After I told my friend my story…I told her that the answer to her question was not that forgiveness doesn’t work.  The answer is another question… How effective…and active…and persistent… are you at showing the love that will build a rich relationship after giving the forgiveness?  Remember this Peter asked Jesus how many times he should forgive.  Jesus said seventy times seven.

Hosea demonstrated how that works.  He deeply loved his wife…Gomer.  However, she became a prostitute…giving herself to other men.  Hosea continued his love.  Hosea came to understand God’s great grace and forgiveness when he forgave his wife and took her back into their home.

Hosea was able to better preach God’s sermons…preach them with much greater passion…because Hosea had experienced the same hurt that God experienced when Israel had rejected God.

But…both Hosea and God forgave…and reached out…reached out with persistence to build a relationship rich in love…because of their love…love for those who had rejected and hurt them.

We should know…as Hosea and God know…that forgiveness is important…a beginning…but those words alone will not rebuild a rich relationship with God…or with those we love.  Reaching out to them…in love…is the work that often must follow forgiveness…reaching out with persistence every day…even when it results in more hurt.

Jesus told the disciples the same thing when he told them to be rich toward God.  Jesus was telling us…”Don’t be like the people to whom Hosea was prophesying…people whose relationship with God had become a one-way relationship of convenience …a relationship that was good only when it filled the barn with so much stuff that a bigger barn was seen as the solution.”
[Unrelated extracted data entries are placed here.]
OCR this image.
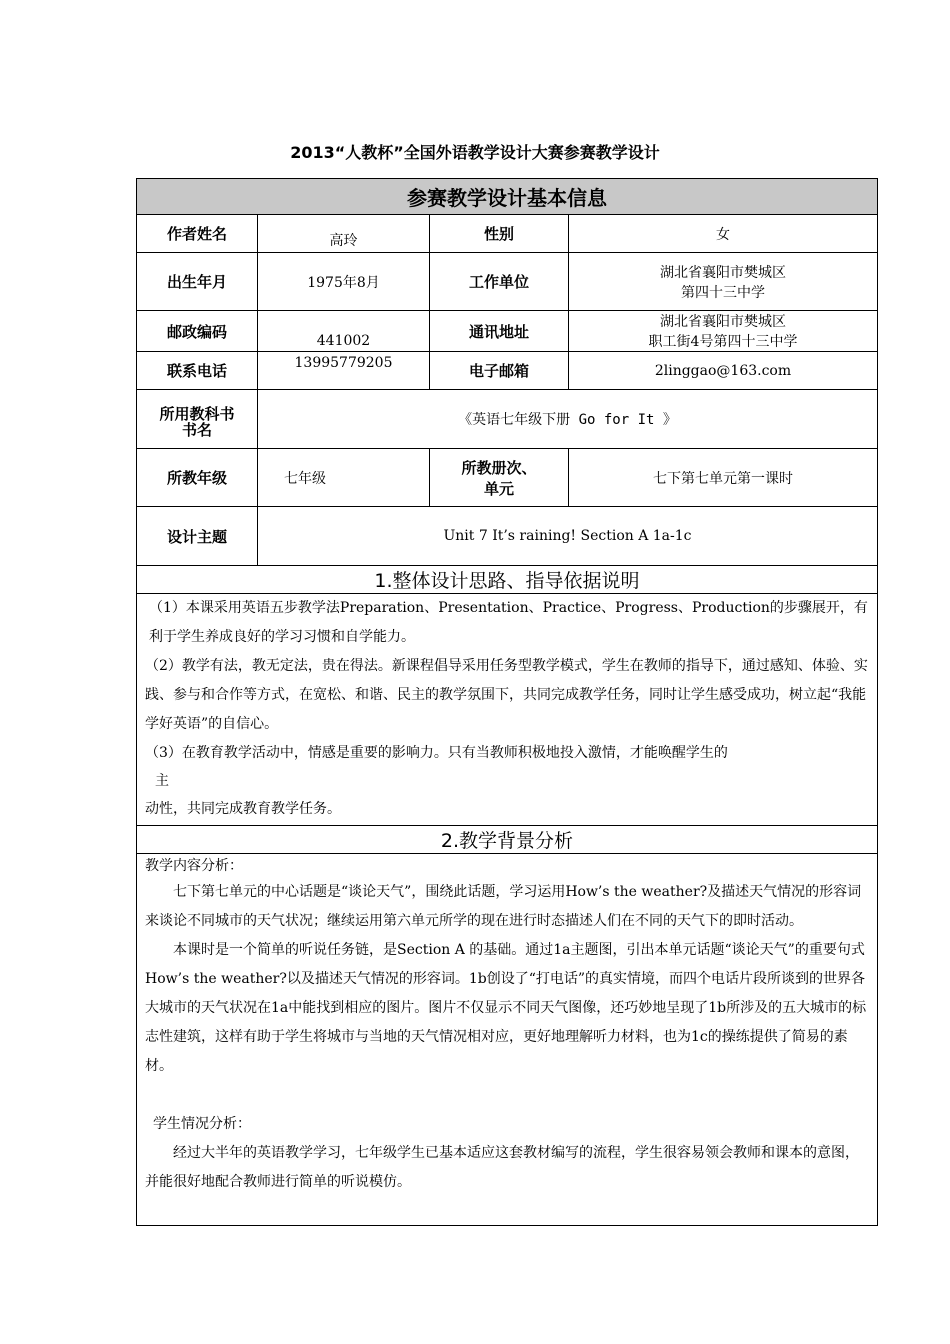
2013“人教杯”全国外语教学设计大赛参赛教学设计
参赛教学设计基本信息			
作者姓名	高玲	性别	女
出生年月	1975年8月	工作单位	湖北省襄阳市樊城区
第四十三中学

邮政编码	441002	通讯地址	湖北省襄阳市樊城区
职工街4号第四十三中学

联系电话	13995779205	电子邮箱	2linggao@163.com

所用教科书
书名	《英语七年级下册 Go for It 》		
所教年级	七年级	所教册次、
单元	七下第七单元第一课时
设计主题	Unit 7 It’s raining! Section A 1a-1c		
1.整体设计思路、指导依据说明			

（1）本课采用英语五步教学法Preparation、Presentation、Practice、Progress、Production的步骤展开，有利于学生养成良好的学习习惯和自学能力。

（2）教学有法，教无定法，贵在得法。新课程倡导采用任务型教学模式，学生在教师的指导下，通过感知、体验、实践、参与和合作等方式，在宽松、和谐、民主的教学氛围下，共同完成教学任务，同时让学生感受成功，树立起“我能学好英语”的自信心。

（3）在教育教学活动中，情感是重要的影响力。只有当教师积极地投入激情，才能唤醒学生的

主

动性，共同完成教育教学任务。			

2.教学背景分析			

教学内容分析：

七下第七单元的中心话题是“谈论天气”，围绕此话题，学习运用How’s the weather?及描述天气情况的形容词来谈论不同城市的天气状况；继续运用第六单元所学的现在进行时态描述人们在不同的天气下的即时活动。

本课时是一个简单的听说任务链，是Section A 的基础。通过1a主题图，引出本单元话题“谈论天气”的重要句式How’s the weather?以及描述天气情况的形容词。1b创设了“打电话”的真实情境，而四个电话片段所谈到的世界各大城市的天气状况在1a中能找到相应的图片。图片不仅显示不同天气图像，还巧妙地呈现了1b所涉及的五大城市的标志性建筑，这样有助于学生将城市与当地的天气情况相对应，更好地理解听力材料，也为1c的操练提供了简易的素材。

学生情况分析：

经过大半年的英语教学学习，七年级学生已基本适应这套教材编写的流程，学生很容易领会教师和课本的意图，并能很好地配合教师进行简单的听说模仿。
Let us search our relationships…those that are earthly as well as our heavenly relationship… forgive where forgiveness is needed….even if you’ve done so many times…and ask Jesus…the one who sends the Spirit to walk with you daily…the one who reaches out with his love and forgiveness…to help you reach out in love… constantly reach out in love… to make every one of your relationships a rich relationship…within your family…within your community…at your place of work and business…within our nation and throughout God’s world…reach out…before it’s too late.

Here’s the rest of the story…about my friend and her family.  She took Jesus’ command to Peter to heart.  She constantly reached out to her children and grandchildren.  Today…three years later…she is 88 years old.  She is in reasonably good health but chooses not to travel very far from her home in Greenville.

Yet…every week…at least one of her daughters is joyfully visiting my friend…the daughters coming from points as far away as Walterboro.  And…every week…with great celebration…at least one of her grandchildren is visiting my friend…coming from as far away as Denver.

As Jesus said…it’s not the size of your barn that determines how rich you are…it’s the richness of your relationships…relationships based in love…and often filled with forgiveness…that matters.